Quale futuro attende il turismo dopo il 2030? È una delle domande affrontate da Anna Scuttari, professoressa di Tourism Data Analysis dell'Università IULM, nell'ambito del Futures Summit South Tyrol 2026, evento internazionale dedicato alle sfide e alle trasformazioni di lungo periodo, che si è tenuto lo scorso 11 e 12 giugno, con il contributo del Direttore della Sezione Turismo Sostenibile di UN Tourism .
Secondo Scuttari, il settore turistico continua oggi a essere guidato principalmente da logiche di crescita economica ed efficienza, mentre comunità locali, lavoratori e ambiente restano spesso ai margini dei processi decisionali.
«Per anni il successo delle destinazioni è stato misurato soprattutto attraverso indicatori come arrivi e presenze. Oggi è necessario affiancare a questi parametri nuove metriche capaci di valutare il benessere delle comunità, la qualità della vita dei residenti e la capacità dei territori di rigenerarsi nel tempo», osserva la professoressa.
Tra le trasformazioni in atto emerge anche una ridefinizione del concetto stesso di turismo.
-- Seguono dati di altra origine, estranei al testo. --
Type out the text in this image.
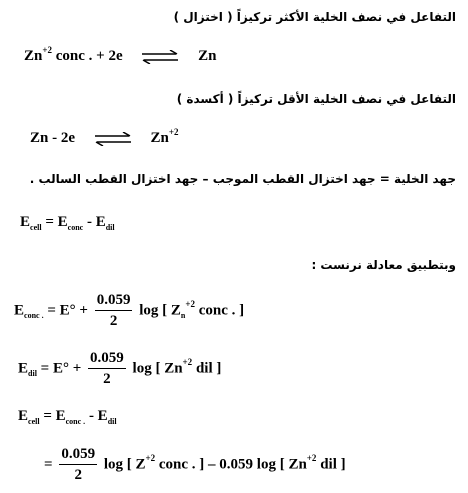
التفاعل في نصف الخلية الأكثر تركيزاً ( اختزال )
$Zn^{+2}$ conc . + 2e ⇌ Zn
التفاعل في نصف الخلية الأقل تركيزاً ( أكسدة )
Zn - 2e ⇌ $Zn^{+2}$
جهد الخلية = جهد اختزال القطب الموجب – جهد اختزال القطب السالب .
$E_{cell} = E_{conc} - E_{dil}$
وبتطبيق معادلة نرنست :
$E_{conc .} = E^\circ + \frac{0.059}{2}$ log [ $Z_n^{+2}$ conc . ]
$E_{dil} = E^\circ + \frac{0.059}{2}$ log [ $Zn^{+2}$ dil ]
$E_{cell} = E_{conc .} - E_{dil}$
= $\frac{0.059}{2}$ log [ $Z^{+2}$ conc . ] – 0.059 log [ $Zn^{+2}$ dil ]
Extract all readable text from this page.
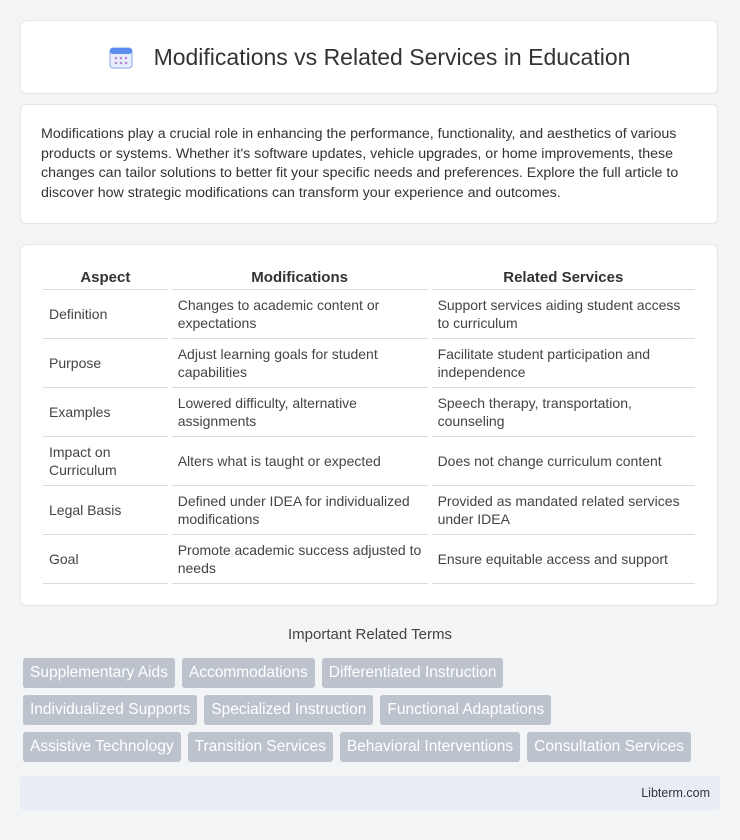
Modifications vs Related Services in Education

Modifications play a crucial role in enhancing the performance, functionality, and aesthetics of various products or systems. Whether it's software updates, vehicle upgrades, or home improvements, these changes can tailor solutions to better fit your specific needs and preferences. Explore the full article to discover how strategic modifications can transform your experience and outcomes.

Aspect	Modifications	Related Services
Definition	Changes to academic content or expectations	Support services aiding student access to curriculum
Purpose	Adjust learning goals for student capabilities	Facilitate student participation and independence
Examples	Lowered difficulty, alternative assignments	Speech therapy, transportation, counseling
Impact on Curriculum	Alters what is taught or expected	Does not change curriculum content
Legal Basis	Defined under IDEA for individualized modifications	Provided as mandated related services under IDEA
Goal	Promote academic success adjusted to needs	Ensure equitable access and support
Important Related Terms
Supplementary Aids	Accommodations	Differentiated Instruction
Individualized Supports	Specialized Instruction	Functional Adaptations
Assistive Technology	Transition Services	Behavioral Interventions	Consultation Services
Libterm.com
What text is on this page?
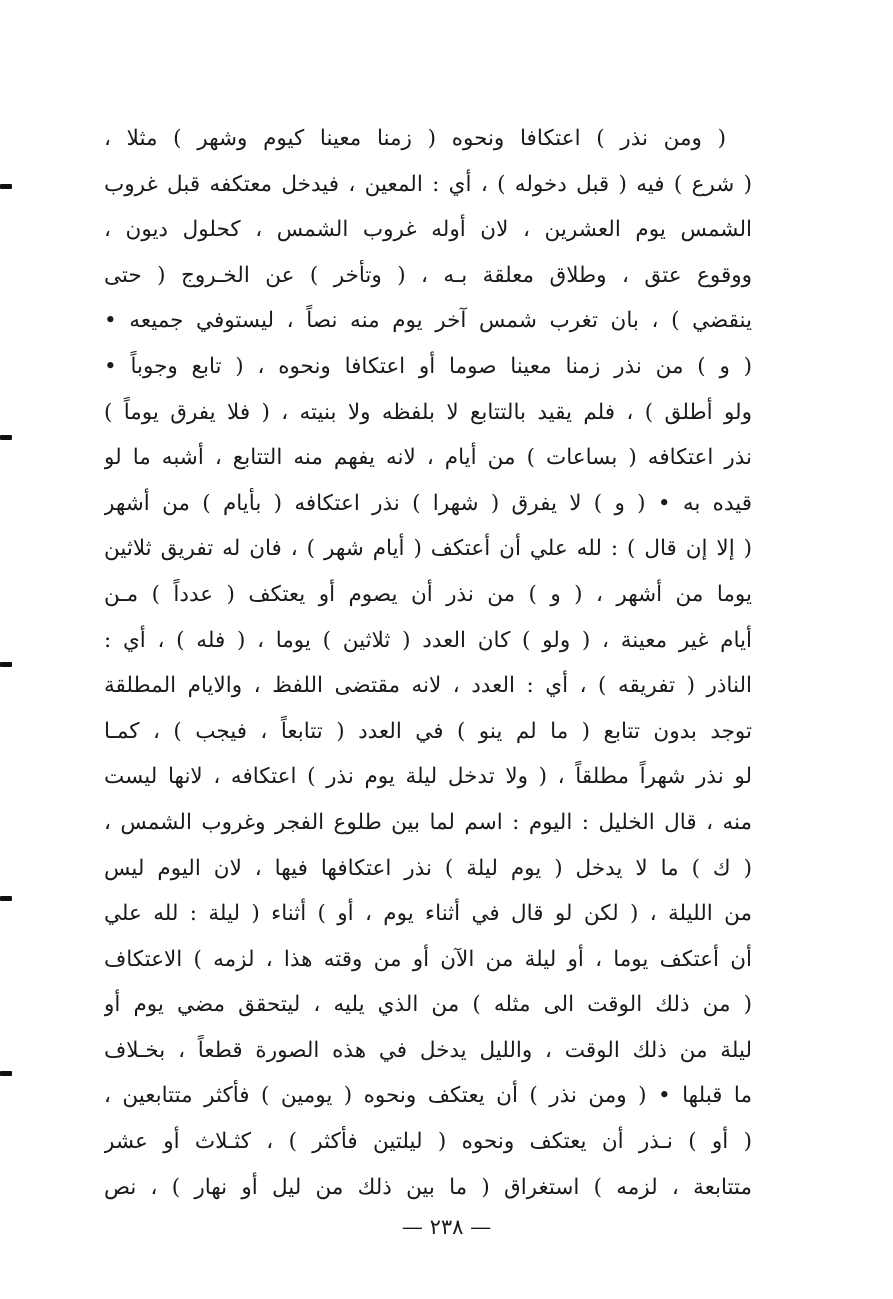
( ومن نذر ) اعتكافا ونحوه ( زمنا معينا كيوم وشهر ) مثلا ،
( شرع ) فيه ( قبل دخوله ) ، أي : المعين ، فيدخل معتكفه قبل غروب
الشمس يوم العشرين ، لان أوله غروب الشمس ، كحلول ديون ،
ووقوع عتق ، وطلاق معلقة بـه ، ( وتأخر ) عن الخـروج ( حتى
ينقضي ) ، بان تغرب شمس آخر يوم منه نصاً ، ليستوفي جميعه •
( و ) من نذر زمنا معينا صوما أو اعتكافا ونحوه ، ( تابع وجوباً •
ولو أطلق ) ، فلم يقيد بالتتابع لا بلفظه ولا بنيته ، ( فلا يفرق يوماً )
نذر اعتكافه ( بساعات ) من أيام ، لانه يفهم منه التتابع ، أشبه ما لو
قيده به • ( و ) لا يفرق ( شهرا ) نذر اعتكافه ( بأيام ) من أشهر
( إلا إن قال ) : لله علي أن أعتكف ( أيام شهر ) ، فان له تفريق ثلاثين
يوما من أشهر ، ( و ) من نذر أن يصوم أو يعتكف ( عدداً ) مـن
أيام غير معينة ، ( ولو ) كان العدد ( ثلاثين ) يوما ، ( فله ) ، أي :
الناذر ( تفريقه ) ، أي : العدد ، لانه مقتضى اللفظ ، والايام المطلقة
توجد بدون تتابع ( ما لم ينو ) في العدد ( تتابعاً ، فيجب ) ، كمـا
لو نذر شهراً مطلقاً ، ( ولا تدخل ليلة يوم نذر ) اعتكافه ، لانها ليست
منه ، قال الخليل : اليوم : اسم لما بين طلوع الفجر وغروب الشمس ،
( ك ) ما لا يدخل ( يوم ليلة ) نذر اعتكافها فيها ، لان اليوم ليس
من الليلة ، ( لكن لو قال في أثناء يوم ، أو ) أثناء ( ليلة : لله علي
أن أعتكف يوما ، أو ليلة من الآن أو من وقته هذا ، لزمه ) الاعتكاف
( من ذلك الوقت الى مثله ) من الذي يليه ، ليتحقق مضي يوم أو
ليلة من ذلك الوقت ، والليل يدخل في هذه الصورة قطعاً ، بخـلاف
ما قبلها • ( ومن نذر ) أن يعتكف ونحوه ( يومين ) فأكثر متتابعين ،
( أو ) نـذر أن يعتكف ونحوه ( ليلتين فأكثر ) ، كثـلاث أو عشر
متتابعة ، لزمه ) استغراق ( ما بين ذلك من ليل أو نهار ) ، نص
— ٢٣٨ —
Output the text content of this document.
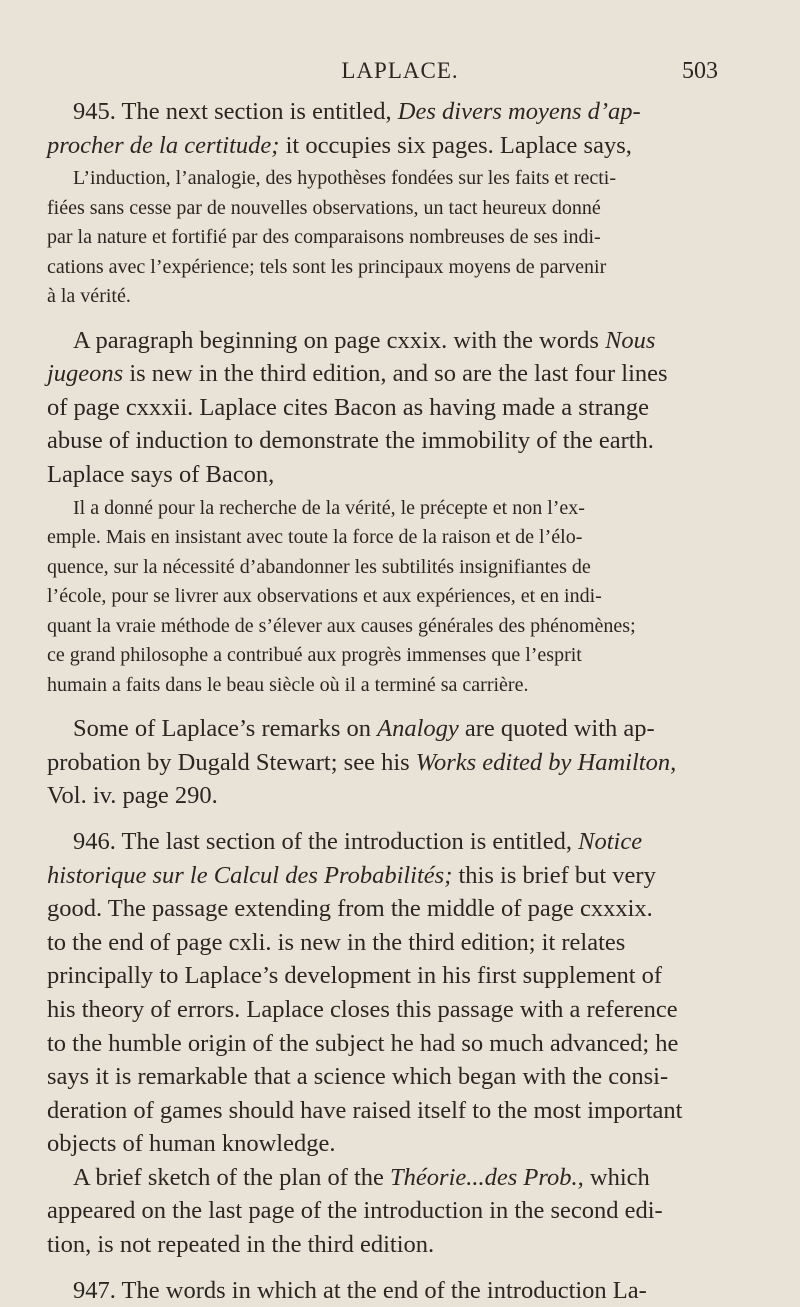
LAPLACE.	503
945. The next section is entitled, Des divers moyens d’ap-
procher de la certitude; it occupies six pages. Laplace says,
L’induction, l’analogie, des hypothèses fondées sur les faits et recti-
fiées sans cesse par de nouvelles observations, un tact heureux donné
par la nature et fortifié par des comparaisons nombreuses de ses indi-
cations avec l’expérience; tels sont les principaux moyens de parvenir
à la vérité.
A paragraph beginning on page cxxix. with the words Nous
jugeons is new in the third edition, and so are the last four lines
of page cxxxii. Laplace cites Bacon as having made a strange
abuse of induction to demonstrate the immobility of the earth.
Laplace says of Bacon,
Il a donné pour la recherche de la vérité, le précepte et non l’ex-
emple. Mais en insistant avec toute la force de la raison et de l’élo-
quence, sur la nécessité d’abandonner les subtilités insignifiantes de
l’école, pour se livrer aux observations et aux expériences, et en indi-
quant la vraie méthode de s’élever aux causes générales des phénomènes;
ce grand philosophe a contribué aux progrès immenses que l’esprit
humain a faits dans le beau siècle où il a terminé sa carrière.
Some of Laplace’s remarks on Analogy are quoted with ap-
probation by Dugald Stewart; see his Works edited by Hamilton,
Vol. iv. page 290.
946. The last section of the introduction is entitled, Notice
historique sur le Calcul des Probabilités; this is brief but very
good. The passage extending from the middle of page cxxxix.
to the end of page cxli. is new in the third edition; it relates
principally to Laplace’s development in his first supplement of
his theory of errors. Laplace closes this passage with a reference
to the humble origin of the subject he had so much advanced; he
says it is remarkable that a science which began with the consi-
deration of games should have raised itself to the most important
objects of human knowledge.
A brief sketch of the plan of the Théorie...des Prob., which
appeared on the last page of the introduction in the second edi-
tion, is not repeated in the third edition.
947. The words in which at the end of the introduction La-
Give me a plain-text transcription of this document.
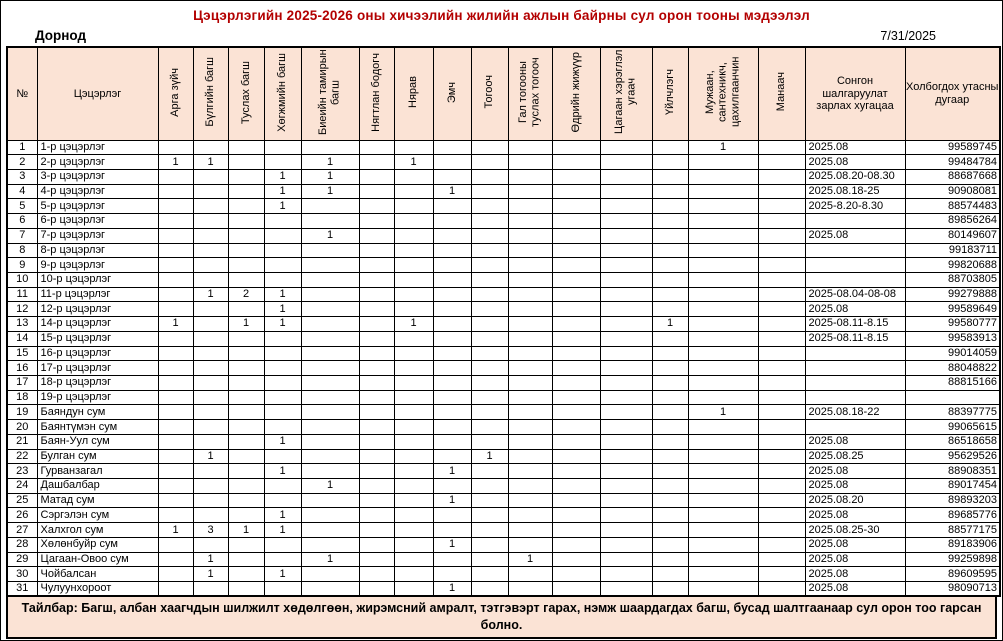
Цэцэрлэгийн 2025-2026 оны хичээлийн жилийн ажлын байрны сул орон тооны мэдээлэл
Дорнод	7/31/2025
№	Цэцэрлэг	Арга зүйч	Бүлгийн багш	Туслах багш	Хөгжмийн багш	Биеийн тамирын багш	Нягтлан бодогч	Нярав	Эмч	Тогооч	Гал тогооны туслах тогооч	Өдрийн жижүүр	Цагаан хэрэглэл угаач	Үйлчлэгч	Мужаан, сантехникч, цахилгаанчин	Манаач	Сонгон шалгаруулат зарлах хугацаа	Холбогдох утасны дугаар
1	1-р цэцэрлэг														1		2025.08	99589745
2	2-р цэцэрлэг	1	1			1		1									2025.08	99484784
3	3-р цэцэрлэг				1	1											2025.08.20-08.30	88687668
4	4-р цэцэрлэг				1	1			1								2025.08.18-25	90908081
5	5-р цэцэрлэг				1												2025-8.20-8.30	88574483
6	6-р цэцэрлэг																	89856264
7	7-р цэцэрлэг					1											2025.08	80149607
8	8-р цэцэрлэг																	99183711
9	9-р цэцэрлэг																	99820688
10	10-р цэцэрлэг																	88703805
11	11-р цэцэрлэг		1	2	1												2025-08.04-08-08	99279888
12	12-р цэцэрлэг				1												2025.08	99589649
13	14-р цэцэрлэг	1		1	1			1						1			2025-08.11-8.15	99580777
14	15-р цэцэрлэг																2025-08.11-8.15	99583913
15	16-р цэцэрлэг																	99014059
16	17-р цэцэрлэг																	88048822
17	18-р цэцэрлэг																	88815166
18	19-р цэцэрлэг																	
19	Баяндун сум														1		2025.08.18-22	88397775
20	Баянтүмэн сум																	99065615
21	Баян-Уул сум				1												2025.08	86518658
22	Булган сум		1							1							2025.08.25	95629526
23	Гурванзагал				1				1								2025.08	88908351
24	Дашбалбар					1											2025.08	89017454
25	Матад сум								1								2025.08.20	89893203
26	Сэргэлэн сум				1												2025.08	89685776
27	Халхгол сум	1	3	1	1												2025.08.25-30	88577175
28	Хөлөнбуйр сум								1								2025.08	89183906
29	Цагаан-Овоо сум		1			1					1						2025.08	99259898
30	Чойбалсан		1		1												2025.08	89609595
31	Чулуунхороот								1								2025.08	98090713
Тайлбар: Багш, албан хаагчдын шилжилт хөдөлгөөн, жирэмсний амралт, тэтгэвэрт гарах, нэмж шаардагдах багш, бусад шалтгаанаар сул орон тоо гарсан болно.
Fenomeni come il turismo di prossimità, le staycation, i soggiorni prolungati e il nomadismo digitale stanno infatti rendendo sempre più sfumati i confini tra viaggio, lavoro e vita quotidiana, favorendo forme di relazione più profonde con i territori.
«Trasformare l'attuale modello turistico significa creare le condizioni per uno scambio stabile e un trasferimento di competenze tra gli innovatori, dando vita a una vera e propria rete di pionieri», spiega Scuttari. «Allo stesso tempo, bisogna agire sulle condizioni strutturali che possono facilitare il cambiamento. Ad esempio, l'ascesa del nomadismo digitale e l'aumento dei costi dei voli stanno già incentivando un passaggio dal turismo internazionale tradizionale a una forma di turismo diverso, guidata dalla permanenza prolungata, che valorizza la condivisione di spazi e tempi più lunghi all'interno di una destinazione».
Guardando oltre l'Agenda ONU 2030, Scuttari individua due grandi sfide per il settore: la decarbonizzazione delle attività turistiche e l'adattamento ai cambiamenti climatici. In questo scenario, il turismo del futuro dovrà evolvere da modello prevalentemente "estrattivo" a sistema "rigenerativo", capace di generare valore non solo economico, ma anche sociale e ambientale per le comunità che lo ospitano.